China, Vietnam Report More Bird Flu Outbreaks
By Lindsay Beck and Ben Blanchard
BEIJING (Reuters) – China and Vietnam reported major bird flu outbreaks in poultry on Friday, days before global health experts meet to refine plans to control the virus that has killed more than 60 people in Asia and spread to Europe.
Experts say the virus must be stopped in poultry to prevent more people catching it and nowhere is that fight more crucial than in densely populated Asia, where farmers and even city dwellers live side-by-side with poultry and other livestock. In China, the world’s most populous nation, officials are struggling to control the spread of bird flu in poultry.
In the fourth outbreak in a month, nearly 9,000 chickens had died and 369,000 domestic birds culled within a three-km (2-mile) radius in the northeast province of Liaoning, an official at the Agriculture Ministry said. The outbreak was detected last week.
"370,000 in one outbreak to be destroyed is really, really big. This is not a good signal," said Noureddin Mona, China representative for the U.N. Food and Agriculture Organization.
In Vietnam, where 41 people have died of avian influenza, a 24-year-old pregnant woman with a fever and respiratory problems is the latest suspected case in Asia after Indonesia said on Thursday three children were being tested for bird flu. The results are due in a few days.
State media said the woman came from Bac Giang province where bird flu has infected poultry in three communes, killing more than 3,000 chickens, ducks and geese. Bac Giang is near the capital Hanoi.
The World Health Organization has said H5N1 is endemic in most poultry flocks in Asia and experts say migratory birds, which act as hosts for the virus, could be spreading it.
The virus has already surfaced in eastern Europe in birds, though no human infections have been detected there.
In Asia, though, it was killed 62 people in Asia and infected 122 since late 2003. It remains hard for people to catch and is spread almost exclusively through human contact with birds.
But scientists say it is steadily mutating and could acquire changes that make it easy to spread from human to human, triggering a pandemic in which millions could die, devastating societies, overburdening health systems and disrupting trade.
MAKE-OR-BREAK MEETING
Highlighting a growing urgency, health and veterinary officials from around the globe meet in Geneva from Monday to discuss plans to control H5N1.
"The Geneva summit will be a make-or-break time for the human threat of H5N1 influenza," The Lancet medical journal said in an editorial.
"There remains no reliable early warning system in place across large parts of the world. This vacuum in surveillance poses the most serious threat to human health," it added.
The United States is already painting a dire picture should a pandemic occur and this week announced a $7.1 billion bird flu action plan.
"An influenza pandemic has the potential to cause more death and illness than any other public health threat," the Health and Human Services department says in its new flu plan, posted on the Internet at http://pandemicflu.gov.

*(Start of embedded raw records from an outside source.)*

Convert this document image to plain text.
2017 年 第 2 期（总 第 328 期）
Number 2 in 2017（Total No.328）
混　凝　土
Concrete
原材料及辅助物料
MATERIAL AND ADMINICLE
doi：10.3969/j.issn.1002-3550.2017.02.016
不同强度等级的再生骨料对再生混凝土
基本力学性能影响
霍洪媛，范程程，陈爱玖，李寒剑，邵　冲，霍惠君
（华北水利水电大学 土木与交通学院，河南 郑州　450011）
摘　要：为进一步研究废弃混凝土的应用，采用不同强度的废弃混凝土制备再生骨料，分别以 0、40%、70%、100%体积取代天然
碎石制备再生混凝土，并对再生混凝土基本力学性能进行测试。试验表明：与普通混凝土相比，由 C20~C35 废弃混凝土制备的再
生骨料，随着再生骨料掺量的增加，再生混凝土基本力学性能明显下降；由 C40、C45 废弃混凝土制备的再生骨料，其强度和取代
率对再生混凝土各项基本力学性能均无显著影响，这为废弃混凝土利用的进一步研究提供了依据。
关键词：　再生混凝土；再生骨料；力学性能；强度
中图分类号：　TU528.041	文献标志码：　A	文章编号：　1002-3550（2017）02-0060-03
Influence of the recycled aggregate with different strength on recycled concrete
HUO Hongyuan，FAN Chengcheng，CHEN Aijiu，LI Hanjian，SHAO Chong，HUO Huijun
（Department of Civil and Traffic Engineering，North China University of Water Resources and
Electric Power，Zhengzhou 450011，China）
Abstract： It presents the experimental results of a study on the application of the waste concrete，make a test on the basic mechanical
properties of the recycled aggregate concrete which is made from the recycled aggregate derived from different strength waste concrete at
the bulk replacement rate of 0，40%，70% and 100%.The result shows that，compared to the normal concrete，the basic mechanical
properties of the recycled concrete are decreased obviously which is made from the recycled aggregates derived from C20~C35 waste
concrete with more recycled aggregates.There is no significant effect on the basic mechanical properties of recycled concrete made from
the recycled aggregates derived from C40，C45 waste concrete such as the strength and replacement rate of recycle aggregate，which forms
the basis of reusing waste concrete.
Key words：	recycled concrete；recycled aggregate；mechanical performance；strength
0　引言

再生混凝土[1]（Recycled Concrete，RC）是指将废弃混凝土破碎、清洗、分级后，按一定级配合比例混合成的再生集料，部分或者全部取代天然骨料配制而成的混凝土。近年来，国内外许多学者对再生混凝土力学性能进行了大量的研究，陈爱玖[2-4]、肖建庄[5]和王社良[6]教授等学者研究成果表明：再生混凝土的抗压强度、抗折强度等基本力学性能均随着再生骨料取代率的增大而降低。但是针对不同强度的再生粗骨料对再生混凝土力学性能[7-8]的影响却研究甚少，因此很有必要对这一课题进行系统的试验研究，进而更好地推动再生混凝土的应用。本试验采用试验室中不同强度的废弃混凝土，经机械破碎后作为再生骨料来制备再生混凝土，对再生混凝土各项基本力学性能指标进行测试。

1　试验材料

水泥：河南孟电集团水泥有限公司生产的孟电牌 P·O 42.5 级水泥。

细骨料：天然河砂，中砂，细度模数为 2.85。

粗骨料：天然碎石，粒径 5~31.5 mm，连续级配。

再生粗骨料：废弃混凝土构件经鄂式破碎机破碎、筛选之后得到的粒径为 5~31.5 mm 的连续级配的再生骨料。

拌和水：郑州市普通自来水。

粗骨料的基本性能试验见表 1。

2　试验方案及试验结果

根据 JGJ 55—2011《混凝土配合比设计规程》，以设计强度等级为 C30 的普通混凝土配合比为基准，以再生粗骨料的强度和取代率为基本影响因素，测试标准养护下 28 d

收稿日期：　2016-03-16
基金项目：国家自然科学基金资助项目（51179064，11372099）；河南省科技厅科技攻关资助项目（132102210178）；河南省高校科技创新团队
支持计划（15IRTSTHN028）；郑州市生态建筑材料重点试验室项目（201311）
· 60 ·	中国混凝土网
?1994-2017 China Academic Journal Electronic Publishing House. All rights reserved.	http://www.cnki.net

Governments around the world are stockpiling anti-viral drugs and funding development of vaccines. There is no commercially available vaccine for H5N1.

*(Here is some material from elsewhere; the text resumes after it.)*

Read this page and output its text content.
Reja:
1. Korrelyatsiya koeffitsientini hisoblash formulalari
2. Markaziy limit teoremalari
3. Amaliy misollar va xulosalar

Such is the demand, Swiss drug maker Roche has stopped supplying anti-viral drug Tamiflu to private doctors and pharmacies in Hong Kong. The move follows a similar suspension by Roche in the United States and Canada to head off hoarding by consumers worried about the spread of bird flu.

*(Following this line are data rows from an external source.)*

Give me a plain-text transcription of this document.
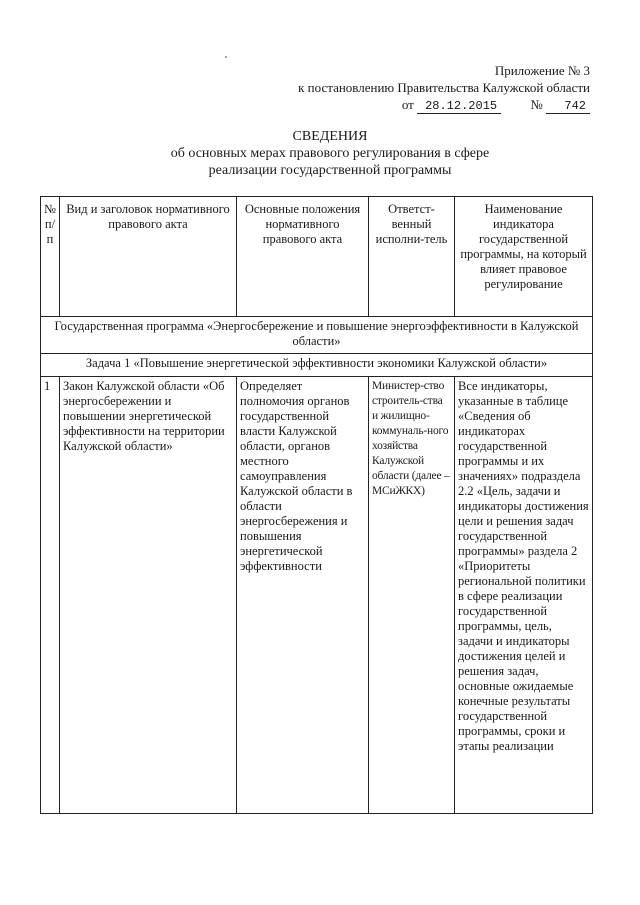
Приложение № 3
к постановлению Правительства Калужской области
от 28.12.2015	№ 742
СВЕДЕНИЯ
об основных мерах правового регулирования в сфере
реализации государственной программы
№ п/п	Вид и заголовок нормативного правового акта	Основные положения нормативного правового акта	Ответст-венный исполни-тель	Наименование индикатора государственной программы, на который влияет правовое регулирование
Государственная программа «Энергосбережение и повышение энергоэффективности в Калужской области»				
Задача 1 «Повышение энергетической эффективности экономики Калужской области»				
1	Закон Калужской области «Об энергосбережении и повышении энергетической эффективности на территории Калужской области»	Определяет полномочия органов государственной власти Калужской области, органов местного самоуправления Калужской области в области энергосбережения и повышения энергетической эффективности	Министер-ство строитель-ства и жилищно-коммуналь-ного хозяйства Калужской области (далее – МСиЖКХ)	Все индикаторы, указанные в таблице «Сведения об индикаторах государственной программы и их значениях» подраздела 2.2 «Цель, задачи и индикаторы достижения цели и решения задач государственной программы» раздела 2 «Приоритеты региональной политики в сфере реализации государственной программы, цель, задачи и индикаторы достижения целей и решения задач, основные ожидаемые конечные результаты государственной программы, сроки и этапы реализации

Vietnam’s health ministry has asked Roche to supply 33 million tablets but Roche said its first delivery could be in January 2007 at the earliest, state-run media reported.
As countries invest more to prevent a pandemic, gaps persisted and stemming the disease in poultry was crucial, said Margaret Chan, head of WHO’s pandemic influenza program.
For now, bird flu is "still very much an animal disease and animal problem," Chan told Reuters. "If we can really control the animal sector, the risk to humans is low."
But many developing countries lack adequate human and financial resources for both animal and human disease surveillance as well as laboratory analysis, she said.